Setting the record straight

I think Americans who don't know anything about Pakistan tend to assume that the worst aspects of the society are rooted in extremist Islam imported from Saudi Arabia. That's not the case; it's just that when Wahabism intersected with the maharaja system, a way of life that had been preserved in certain Pakistan regions through various interventions, including the British Raj and U.S. actions during the Cold War, the outcome was perhaps the world's most toxic society.

Several Americans I've heard speak on the topic over the years also wrongly assume the U.S. government first got involved with Pakistan when the Soviets invaded Afghanistan. That is incorrect. America was there, at the beginning of Pakistan's independence. Yet when you know something about the beginning you'll understand why it's rarely discussed in the USA.

Pakistan first became a U.S. client state in 1947, shortly after the country came into existence. The U.S. provided $411 million to the government to establish Pakistan's armed forces.

So it's a myth, which even many Western leftists believe, that the U.S. 'sided' with Pakistan's military against India because India was on friendly terms with the Soviet Union. That's not how things got started.

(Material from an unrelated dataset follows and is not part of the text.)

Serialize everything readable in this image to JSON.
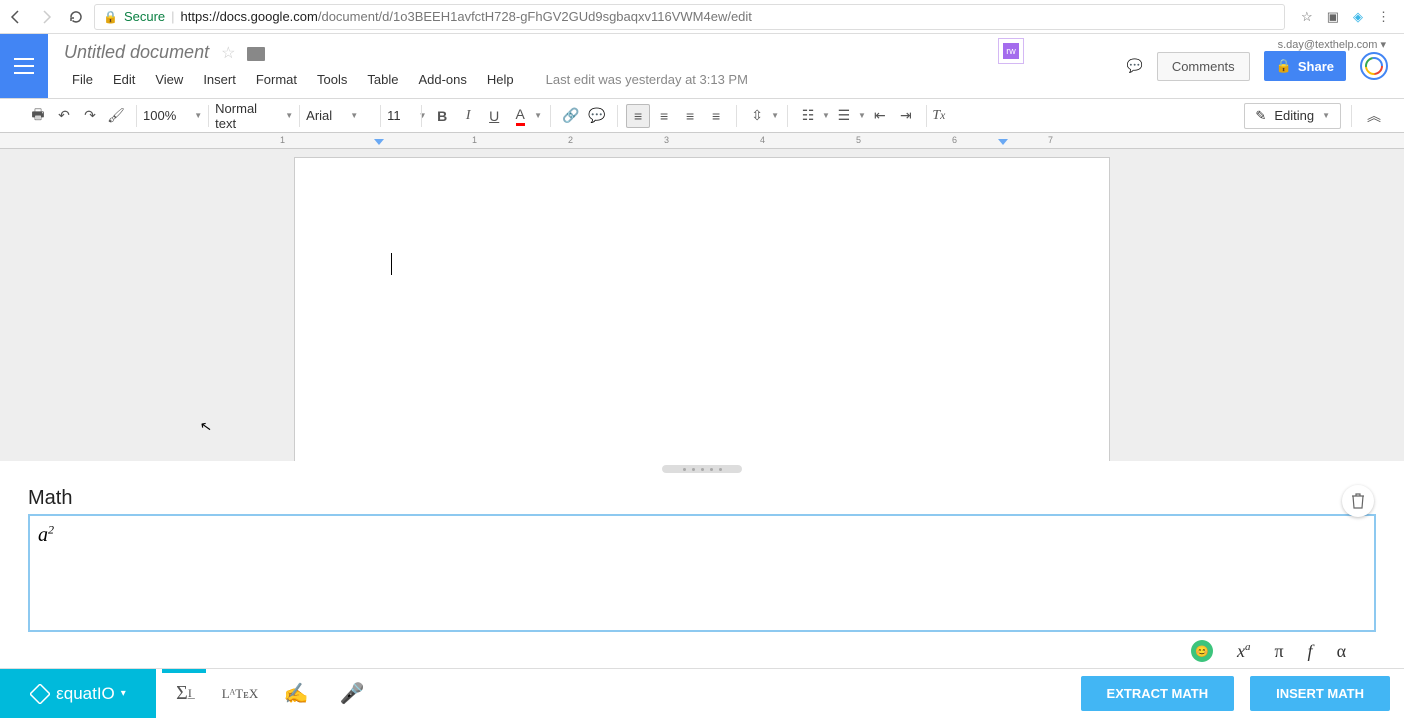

The U.S. chose Pakistan over India to make into a client state because Pakistan's feudal lords reigned supreme at Independence; that, coupled with Pakistan's rigid caste system, guaranteed that a military coup could derail any genuine democracy in the country. That made Pakistan's military, and the country's defense policy, easy for the U.S. to control.

India was a different story. From Scottish historian William Dalrymple's clear-eyed eulogy for Benazir Bhutto, which Pakistan's Chowk literary magazine republished from the U.K. Guardian:
Real democracy has never thrived in Pakistan in part because landowning remains the principle social base from which politicians emerge. The educated middle class -- which in India gained control in 1947 -- is in Pakistan still largely excluded from the political process. As a result, in many of the more backward parts of Pakistan the local feudal landowner can expect his people to vote for his chosen candidate.

As the [Pakistani] writer Ahmed Rashid put it, “In some constituencies if the feudals put up their dog as a candidate, that dog would get elected with ninety-nine percent of the vote."
Americans, get to know a little more about your client state Pakistan

Even if the populace didn't want to elect the dog the majority would be hard pressed to arrive at an independent study of the political issues. That's because the majority of Pakistanis are illiterate, contrary to the government's propagada. As I reported in November 2007, even UNESCO wasn't fooled by the fantasy statistics the government provided.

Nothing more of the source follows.